As the Times article acknowledged, most students don’t succeed in their remedial courses, especially students who are in the greatest need. As a result, relatively few of these students earn an associate degree—although some community colleges do much better than others, and better than the CUNY-wide averages. The top-performing community college, Kingsborough in Brooklyn, exceeds the CUNY system’s average of six-year graduation rates by almost ten percentage points, and exceeds the lowest-performing college by almost fifteen points. (For details on graduation rates at individual colleges, go to CUNY’s Office of Institutional Research and Assessment.) Those significant performance differences suggest considerable room for improvement across the CUNY system; they also suggest that such improvement is indeed achievable.
The Times article suggests that CUNY spends too much money ($33 million) on remediation. But a very preliminary and tentative analysis of CUNY’s remedial budget in context reveals the following:
- According to a May 2010 budget analysis, CUNY’s 2010-2011 community college budget was about $671 million. The cost of remediation therefore seems to be about five percent of the overall community college budget–
- In fall 2010, the community colleges enrolled just under 91,000 students–
- If the 2010-11 enrollment is at least that high, the 13,000 freshmen enrolled in remedial courses represent about fifteen percent of the total CUNY community college enrollment. Fifteen percent of CUNY’s total community college budget would reach almost $100 million—quite a bit more than the $33 million CUNY spends annually on remediation.
- Full-time tuition at CUNY’s community colleges is currently $1650 a semester or $3300 a year (often covered through Pell Grants and TAP). Assuming that the overwhelming majority of the new freshmen attend full-time (several years ago, the rate was 85%), those remedial students would pay a total of $37 million – more than the $33 million that their remedial education costs CUNY (85% x 13,000 x $3300 = $37 million). These calculations suggest that students assigned to and enrolled in CUNY remediation are mostly paying for what they’re getting.

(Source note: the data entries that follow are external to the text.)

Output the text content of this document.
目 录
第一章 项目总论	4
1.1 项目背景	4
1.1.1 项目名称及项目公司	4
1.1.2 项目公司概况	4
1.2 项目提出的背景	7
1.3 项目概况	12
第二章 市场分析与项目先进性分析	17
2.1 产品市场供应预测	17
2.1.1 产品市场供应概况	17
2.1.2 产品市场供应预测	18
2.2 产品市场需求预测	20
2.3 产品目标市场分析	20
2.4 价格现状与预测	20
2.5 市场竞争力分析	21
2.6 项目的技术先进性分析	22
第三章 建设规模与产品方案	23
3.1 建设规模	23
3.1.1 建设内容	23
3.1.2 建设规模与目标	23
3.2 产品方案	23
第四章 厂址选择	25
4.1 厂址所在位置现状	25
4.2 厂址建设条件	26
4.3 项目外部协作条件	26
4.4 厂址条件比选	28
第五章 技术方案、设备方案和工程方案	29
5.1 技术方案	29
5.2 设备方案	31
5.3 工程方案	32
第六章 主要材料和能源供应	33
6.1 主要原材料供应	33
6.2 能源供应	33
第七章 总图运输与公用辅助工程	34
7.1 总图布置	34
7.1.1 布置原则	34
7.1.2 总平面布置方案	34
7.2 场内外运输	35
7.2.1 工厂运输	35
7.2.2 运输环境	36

But maybe they’re not getting what they’re paying for. New York State reimburses CUNY for community college students on what is known as an FTE (or full-time equivalent) formula. All those CUNY remedial students are essentially earning money for the University—even though students enrolled in remediation are not earning credits towards their own graduation.
Thus, contrary to the Times article’s suggestion, it is not clear that CUNY spends too much on remediation –it is far more likely that CUNY spends too little. Most important, the money CUNY spends on remediation is not spent effectively. Effective approaches might well require the investment of more funding that would produce far better long-term student outcomes, a result that would justify an increase in funding for remediation. CUNY needs to stop fueling public outrage about the number of remedial students and do a much better job of educating the students the University enrolls.
John Garvey is the former Dean for Collaborative Programs at the City University of New York.